Begin by recognizing that this intense feeling is a way to get your attention, so that you can attend to whatever the underlying need is. Just as the discomfort of a headache is telling us that we need more hydration or more rest, intense feelings are trying to tell us that we need something. In both cases, our systems are working properly to get our attention in order to protect us from further suffering.
In the case of worry, fear, or anxiety, sometimes we misread the messages. Our system is trying to get us to attend to what’s at the base of our worry (a need for security, confidence, etc.); it’s not telling us to avoid the object of our fear or to believe the fear. Our intuition will always alert us when there is a real threat. It’s important to distinguish between the fear that comes from intuition (which is never wrong) and anxiety resulting from thoughts and beliefs. Anxiety is trying to get us to change our approach to the issue and get us to take action and empower ourselves.
Suggested use for this list:
Jot down your 5 favorites to use next time you’re feeling intense feelings. Save the tools that are effective and replace the ones that aren’t.
- Simply observe what is happening in the moment, without trying to fix, evaluate or judge what’s going on. Just pay attention to it.
- Pause to give yourself gentle compassion and a good dose of acceptance.
- Take 6 slow, deep diaphragmatic breaths. As you breathe in slowly and gently, imagine breathing in low in your torso, your lungs expanding downward, deep into your abdomen, gently massaging your organs as you bring fresh oxygen in. Let it out even more slowly. *
- Walk right into whatever you’re avoiding. Face it and believe in yourself, building confidence by reminding yourself of specific capabilities (in any area!).
- Notice where in your body you are sensing this intense feeling.
- Close your eyes and breathe into the area for a long while.
- Imagine what message your body is trying to tell you.
- Give yourself empathy:
- Pause to connect with and listen to what’s going on.
- Identify the feelings you are having, both physically and emotionally.
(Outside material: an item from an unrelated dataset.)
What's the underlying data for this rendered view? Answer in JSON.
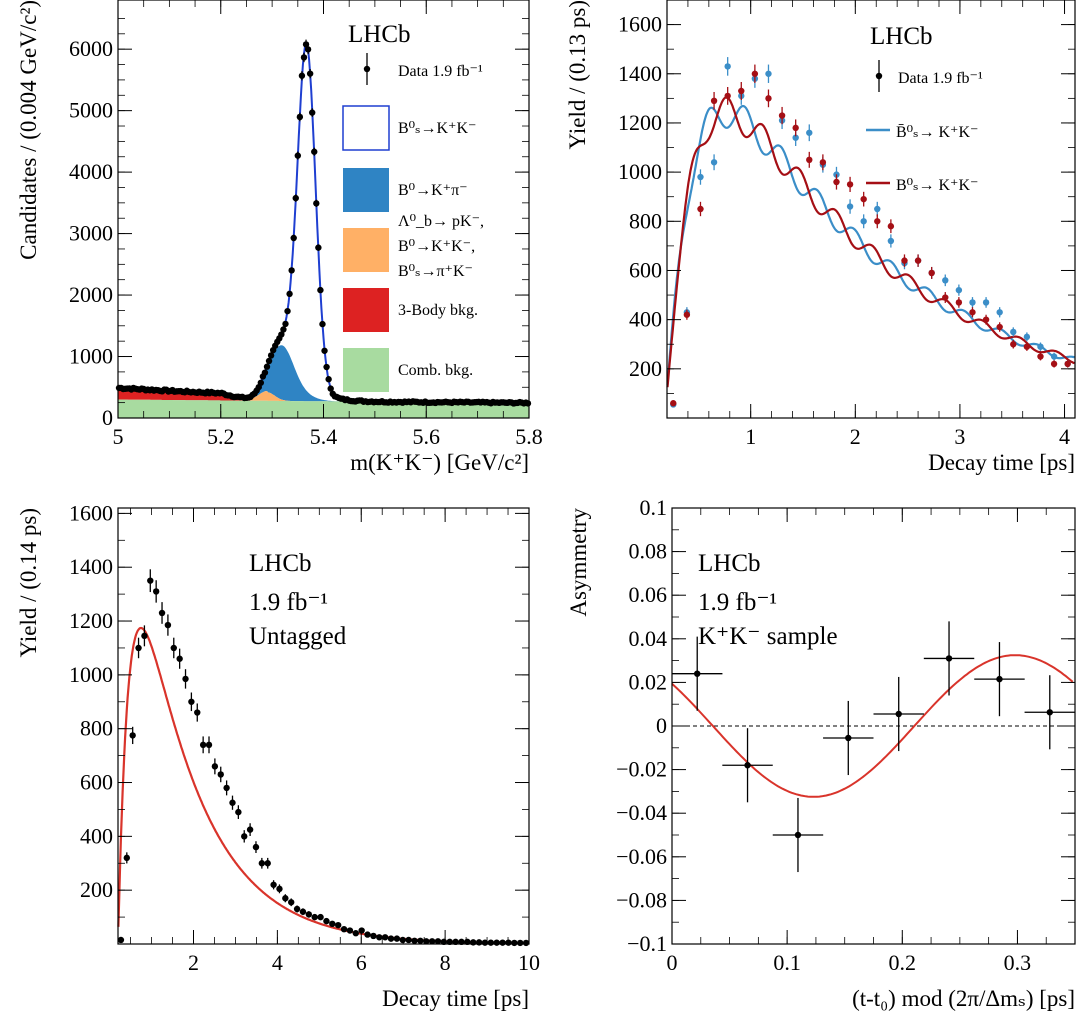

- Then ask yourself what you are needing in this moment and in your life.
- What specific action steps can you take to address the need(s)?
- Distance yourself from the feeling, to give yourself a chance to broaden your narrow perspective:
- Say, “I am feeling______”
- “I’m noticing that I’m feeling_______ “
- “I’m noticing that a part of me is feeling ________”
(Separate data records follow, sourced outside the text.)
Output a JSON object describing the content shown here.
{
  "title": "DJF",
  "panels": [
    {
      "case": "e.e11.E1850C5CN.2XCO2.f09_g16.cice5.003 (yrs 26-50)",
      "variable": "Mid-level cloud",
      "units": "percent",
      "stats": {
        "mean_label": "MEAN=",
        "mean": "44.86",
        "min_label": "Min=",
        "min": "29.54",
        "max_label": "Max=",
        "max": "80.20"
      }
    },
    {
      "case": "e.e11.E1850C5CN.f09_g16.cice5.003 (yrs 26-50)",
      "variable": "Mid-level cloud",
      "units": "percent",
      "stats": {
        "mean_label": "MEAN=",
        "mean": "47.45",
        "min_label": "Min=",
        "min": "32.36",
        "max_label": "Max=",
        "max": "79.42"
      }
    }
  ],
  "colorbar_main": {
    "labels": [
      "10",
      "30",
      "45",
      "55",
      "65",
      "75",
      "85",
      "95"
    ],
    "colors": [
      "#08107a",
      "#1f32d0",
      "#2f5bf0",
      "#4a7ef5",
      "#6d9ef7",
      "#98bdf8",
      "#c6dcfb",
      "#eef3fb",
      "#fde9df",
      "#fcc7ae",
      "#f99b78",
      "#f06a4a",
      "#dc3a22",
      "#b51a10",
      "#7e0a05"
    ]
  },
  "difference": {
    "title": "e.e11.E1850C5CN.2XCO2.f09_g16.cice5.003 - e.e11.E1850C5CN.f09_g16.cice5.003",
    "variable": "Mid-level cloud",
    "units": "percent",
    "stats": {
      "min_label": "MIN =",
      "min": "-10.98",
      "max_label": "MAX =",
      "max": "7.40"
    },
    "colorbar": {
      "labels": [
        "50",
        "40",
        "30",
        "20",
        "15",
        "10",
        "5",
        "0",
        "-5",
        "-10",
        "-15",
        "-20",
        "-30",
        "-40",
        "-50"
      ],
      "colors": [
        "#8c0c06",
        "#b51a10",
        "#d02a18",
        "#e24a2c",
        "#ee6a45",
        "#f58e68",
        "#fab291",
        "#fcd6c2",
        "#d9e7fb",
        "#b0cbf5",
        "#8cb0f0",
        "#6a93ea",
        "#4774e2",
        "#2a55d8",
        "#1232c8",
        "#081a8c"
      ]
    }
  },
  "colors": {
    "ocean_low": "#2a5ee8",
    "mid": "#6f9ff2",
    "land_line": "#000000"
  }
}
- “I’m noticing that a few seconds ago, I was noticing that a part of me was feeling______”
- You can even walk into another room and look toward where you had been sitting and recall what you were feeling like when you were there.
- Say, “There’s a story in my head right now. The story is __________.” Now try to repeat the story, using objective and factual language, like you are watching it on a video, without any opinions or interpretations or analysis. Acknowledge that it’s actually your perception and interpretation of these events/actions that are causing you to react in a certain way. Most likely, there are several interpretations of this. Try a few more perceptions, maybe by imagining how different people you know might react, just so your mind can stretch.
- Emotions actually remain in our bloodstream for only seconds at a time-90 seconds at the most. If the emotion is continuing, maybe you’re fueling it with thoughts. Pause to look at the thoughts. How are you benefitting from continuing to believe this? Holding on to the thoughts and beliefs could be a strategy to meet a need. What is the underlying need? What other strategies could you try to meet the need(s)?
- Call or visit a friend or family member. Ask them to just hold space for you to talk. While you talk, once you get the story out, get in touch with and express what you are feeling. Then try to pinpoint what you could be needing. The listener is simply listening fully and holding an empathic presence, for ten or twenty minutes-or however long it takes for you to feel the relief and shift of connecting with your experience. How often can you say that you’ve just been listened to? It’s transformative.